In the aftermath of the salary scandal of late 2015 the IFA commissioned their former chief economist Con Lucey to review the association’s governance. The Lucey report was published in December 2015 under the unwieldy title of ‘The Report and Recommendations to IFA Executive Council on Structures and Procedures in the IFA, and certain remuneration issues, in the context of achieving high standards of governance and transparency’.
Teddy Cashman, the former chair of the national liquid milk committee, headed up the committee charged with reviewing Lucey report and the implementation of its recommendations, and also reviewed 350 submissions made by IFA members.
He explained that the terms of reference of the Lucey report focused on issues like the fairness of the levy and the appropriateness of pay levels, and also examined governance.
According to Mr Cashman it didn’t cover the issue of declaring outside interests, which he explains is a rule issue rather than a governance issue.
He echoed the deputy president’s position on the matter, that to his knowledge, so far it hasn’t been a issue, except for one specific instance which he briefly outlined to the Celt.
Mr Cashman says that it is understandable that there is overlap between IFA and co-ops.
“The pool of people who get involved in co-ops and in the IFA, tends not to be huge.
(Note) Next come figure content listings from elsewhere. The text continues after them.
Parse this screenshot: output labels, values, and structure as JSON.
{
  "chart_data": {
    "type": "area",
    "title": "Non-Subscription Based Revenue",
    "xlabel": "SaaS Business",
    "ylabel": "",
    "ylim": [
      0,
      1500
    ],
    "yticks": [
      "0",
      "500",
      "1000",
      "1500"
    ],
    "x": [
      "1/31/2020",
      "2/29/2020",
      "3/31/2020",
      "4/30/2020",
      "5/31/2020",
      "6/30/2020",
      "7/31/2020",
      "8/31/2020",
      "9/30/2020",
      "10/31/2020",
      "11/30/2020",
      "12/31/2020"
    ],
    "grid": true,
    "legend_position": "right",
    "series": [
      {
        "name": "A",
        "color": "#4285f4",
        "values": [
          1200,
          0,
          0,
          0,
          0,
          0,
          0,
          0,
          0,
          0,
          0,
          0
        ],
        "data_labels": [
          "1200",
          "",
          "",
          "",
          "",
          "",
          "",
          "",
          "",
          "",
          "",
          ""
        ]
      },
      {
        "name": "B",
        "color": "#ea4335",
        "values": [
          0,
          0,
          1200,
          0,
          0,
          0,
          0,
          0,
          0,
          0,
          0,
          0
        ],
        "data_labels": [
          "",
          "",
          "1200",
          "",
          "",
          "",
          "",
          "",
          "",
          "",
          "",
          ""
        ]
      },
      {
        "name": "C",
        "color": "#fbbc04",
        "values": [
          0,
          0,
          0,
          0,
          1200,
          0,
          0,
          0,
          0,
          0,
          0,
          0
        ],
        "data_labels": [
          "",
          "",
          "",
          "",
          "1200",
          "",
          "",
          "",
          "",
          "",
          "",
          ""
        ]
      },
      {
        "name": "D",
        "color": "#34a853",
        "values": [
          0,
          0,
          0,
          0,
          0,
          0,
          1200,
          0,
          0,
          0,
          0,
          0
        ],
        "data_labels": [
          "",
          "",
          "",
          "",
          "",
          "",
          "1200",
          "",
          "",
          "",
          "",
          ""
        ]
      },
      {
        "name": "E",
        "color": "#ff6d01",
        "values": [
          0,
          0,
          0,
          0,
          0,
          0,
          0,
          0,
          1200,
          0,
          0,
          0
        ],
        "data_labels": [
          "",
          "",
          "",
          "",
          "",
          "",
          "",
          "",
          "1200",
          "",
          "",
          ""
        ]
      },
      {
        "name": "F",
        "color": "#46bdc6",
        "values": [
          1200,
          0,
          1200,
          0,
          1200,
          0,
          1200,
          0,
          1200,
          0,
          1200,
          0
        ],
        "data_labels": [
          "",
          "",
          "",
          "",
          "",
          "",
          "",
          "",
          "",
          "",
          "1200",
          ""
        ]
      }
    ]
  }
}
The same would apply right throughout IFA and other organisations if you look in Kerry and Limerick and who is involved there. The people tend to be similar enough, they tend to be involved in farming organisations.”
Similar to Mr Kennedy he said that the option is there to change the rules if necessary.
“The structure of the IFA is that it is very easy to get these things done. If people feel there needs to be a change made, we’ve a very defined structure - we send a resolution to national council, it’s debated, and if they feel it needs to happen it happens. It’s as simple is that - the structure is there to do it if people want to do it.”